Greek name and pronunciation:
zafora or safrani, ζαφορά or σαφράνι, pronounced zah-for-AH or sah-FRAH-nee
At the market:
Saffron is sold in small packs of threads or in powdered form.
Dried saffron threads range from orange-red to yellow, are between 1" - 1.5" long, and are shaped like pieces of very thin and cooked pasta that have dried and slightly curled. The best saffron has an aroma similar to honey and a flavor compared to bitter honey.
In Greek cooking, saffron is used in salads, sauces for potatoes and vegetables, rice, soups, and boiled fish dishes. It is well known in the Mediterranean cuisines. Only a small amount (a few threads) is needed to impart the color and aroma.
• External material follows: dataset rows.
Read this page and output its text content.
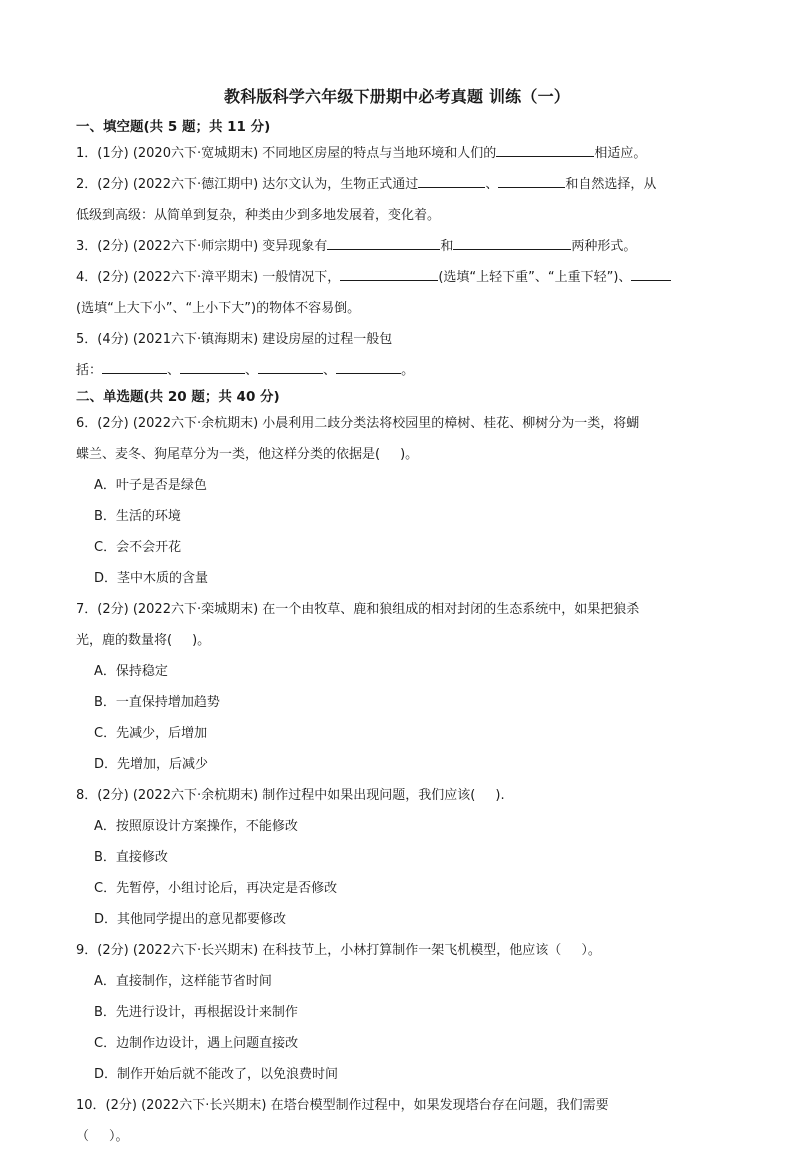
教科版科学六年级下册期中必考真题 训练（一）
一、填空题(共 5 题；共 11 分)
1．(1分) (2020六下·宽城期末) 不同地区房屋的特点与当地环境和人们的	相适应。
2．(2分) (2022六下·德江期中) 达尔文认为，生物正式通过	、	和自然选择，从
低级到高级：从简单到复杂，种类由少到多地发展着，变化着。
3．(2分) (2022六下·师宗期中) 变异现象有	和	两种形式。
4．(2分) (2022六下·漳平期末) 一般情况下，	(选填“上轻下重”、“上重下轻”)、
(选填“上大下小”、“上小下大”)的物体不容易倒。
5．(4分) (2021六下·镇海期末) 建设房屋的过程一般包
括：	、	、	、	。
二、单选题(共 20 题；共 40 分)
6．(2分) (2022六下·余杭期末) 小晨利用二歧分类法将校园里的樟树、桂花、柳树分为一类，将蝴
蝶兰、麦冬、狗尾草分为一类，他这样分类的依据是( )。
A．叶子是否是绿色
B．生活的环境
C．会不会开花
D．茎中木质的含量
7．(2分) (2022六下·栾城期末) 在一个由牧草、鹿和狼组成的相对封闭的生态系统中，如果把狼杀
光，鹿的数量将( )。
A．保持稳定
B．一直保持增加趋势
C．先减少，后增加
D．先增加，后减少
8．(2分) (2022六下·余杭期末) 制作过程中如果出现问题，我们应该( ).
A．按照原设计方案操作，不能修改
B．直接修改
C．先暂停，小组讨论后，再决定是否修改
D．其他同学提出的意见都要修改
9．(2分) (2022六下·长兴期末) 在科技节上，小林打算制作一架飞机模型，他应该（ ）。
A．直接制作，这样能节省时间
B．先进行设计，再根据设计来制作
C．边制作边设计，遇上问题直接改
D．制作开始后就不能改了，以免浪费时间
10．(2分) (2022六下·长兴期末) 在塔台模型制作过程中，如果发现塔台存在问题，我们需要
（ ）。
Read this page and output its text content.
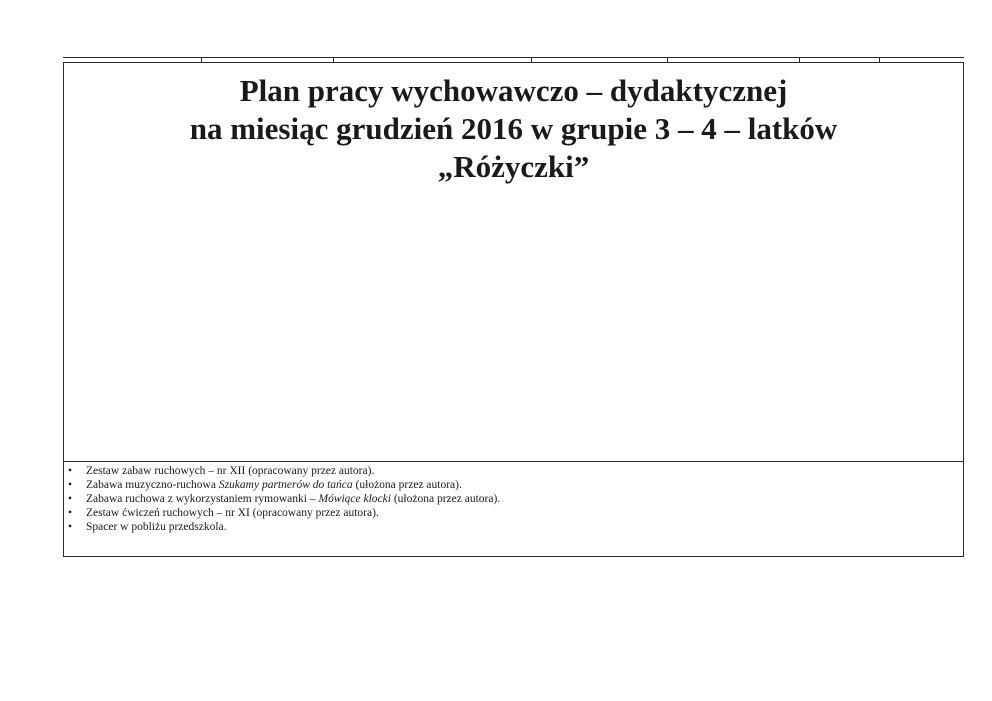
Plan pracy wychowawczo – dydaktycznej
na miesiąc grudzień 2016 w grupie 3 – 4 – latków
„Różyczki”
• Zestaw zabaw ruchowych – nr XII (opracowany przez autora).
• Zabawa muzyczno-ruchowa Szukamy partnerów do tańca (ułożona przez autora).
• Zabawa ruchowa z wykorzystaniem rymowanki – Mówiące klocki (ułożona przez autora).
• Zestaw ćwiczeń ruchowych – nr XI (opracowany przez autora).
• Spacer w pobliżu przedszkola.
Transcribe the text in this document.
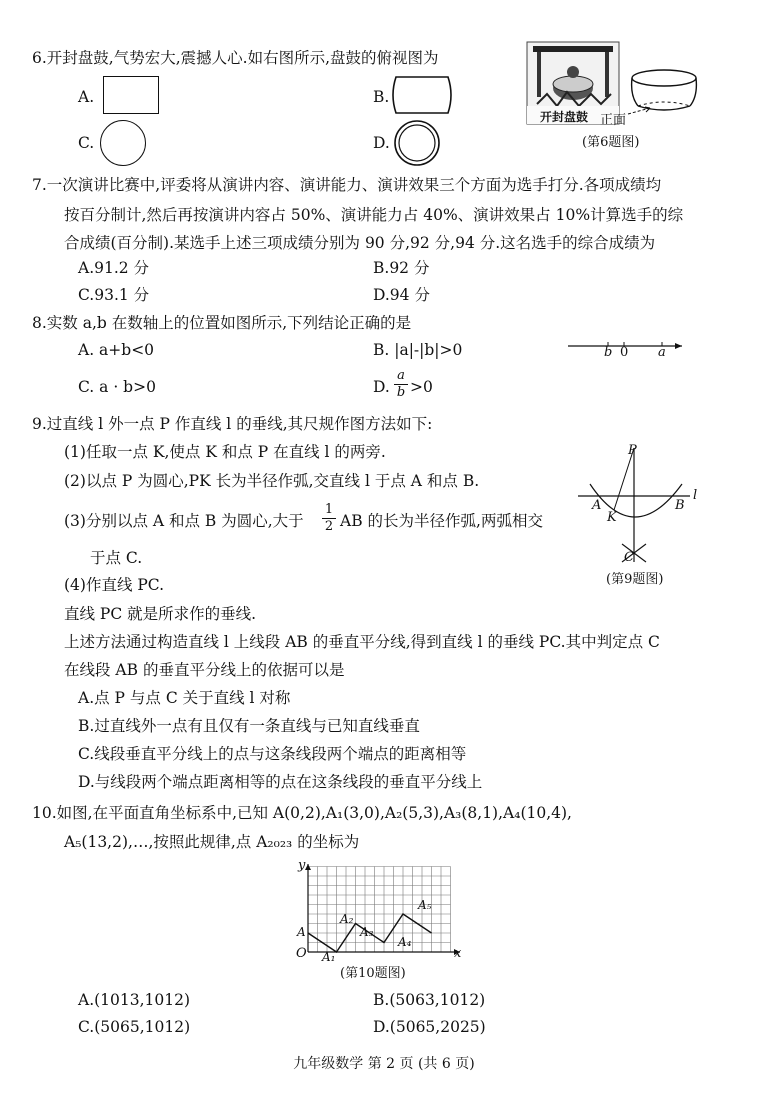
6.开封盘鼓,气势宏大,震撼人心.如右图所示,盘鼓的俯视图为
A.	B.
C.	D.
开封盘鼓 正面
(第6题图)
7.一次演讲比赛中,评委将从演讲内容、演讲能力、演讲效果三个方面为选手打分.各项成绩均
按百分制计,然后再按演讲内容占 50%、演讲能力占 40%、演讲效果占 10%计算选手的综
合成绩(百分制).某选手上述三项成绩分别为 90 分,92 分,94 分.这名选手的综合成绩为
A.91.2 分	B.92 分
C.93.1 分	D.94 分
8.实数 a,b 在数轴上的位置如图所示,下列结论正确的是
A. a+b<0	B. |a|-|b|>0
C. a · b>0	D. $\frac{a}{b} >0$
b 0 a
9.过直线 l 外一点 P 作直线 l 的垂线,其尺规作图方法如下:
(1)任取一点 K,使点 K 和点 P 在直线 l 的两旁.
(2)以点 P 为圆心,PK 长为半径作弧,交直线 l 于点 A 和点 B.
(3)分别以点 A 和点 B 为圆心,大于 $\frac{1}{2}$ AB 的长为半径作弧,两弧相交
于点 C.
(4)作直线 PC.
直线 PC 就是所求作的垂线.
上述方法通过构造直线 l 上线段 AB 的垂直平分线,得到直线 l 的垂线 PC.其中判定点 C
在线段 AB 的垂直平分线上的依据可以是
A.点 P 与点 C 关于直线 l 对称
B.过直线外一点有且仅有一条直线与已知直线垂直
C.线段垂直平分线上的点与这条线段两个端点的距离相等
D.与线段两个端点距离相等的点在这条线段的垂直平分线上
P
l
A	B
K
C
(第9题图)
10.如图,在平面直角坐标系中,已知 A(0,2),A₁(3,0),A₂(5,3),A₃(8,1),A₄(10,4),
A₅(13,2),…,按照此规律,点 A₂₀₂₃ 的坐标为
y
x
O
A
A₁
A₂
A₃
A₄
A₅
(第10题图)
A.(1013,1012)	B.(5063,1012)
C.(5065,1012)	D.(5065,2025)
九年级数学 第 2 页 (共 6 页)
turmeric (use 4 times as much - for color only), or food coloring
Origin, History, and Mythology:
In Greek mythology, the mortal Crocos fell in love with the nymph Smilax. Smilax rejected his amorous advances and turned him into a beautiful purple crocus flower.
Though imported primarily from Spain, Saffron is also cultivated in England, India, Turkey, China and Iran.
In India, saffron's color is considered the epitome of beauty - it is the official color of Buddhist robes.
The name saffron comes from the Arabic word for saffron - "za'fran" - meaning "to be or to become yellow."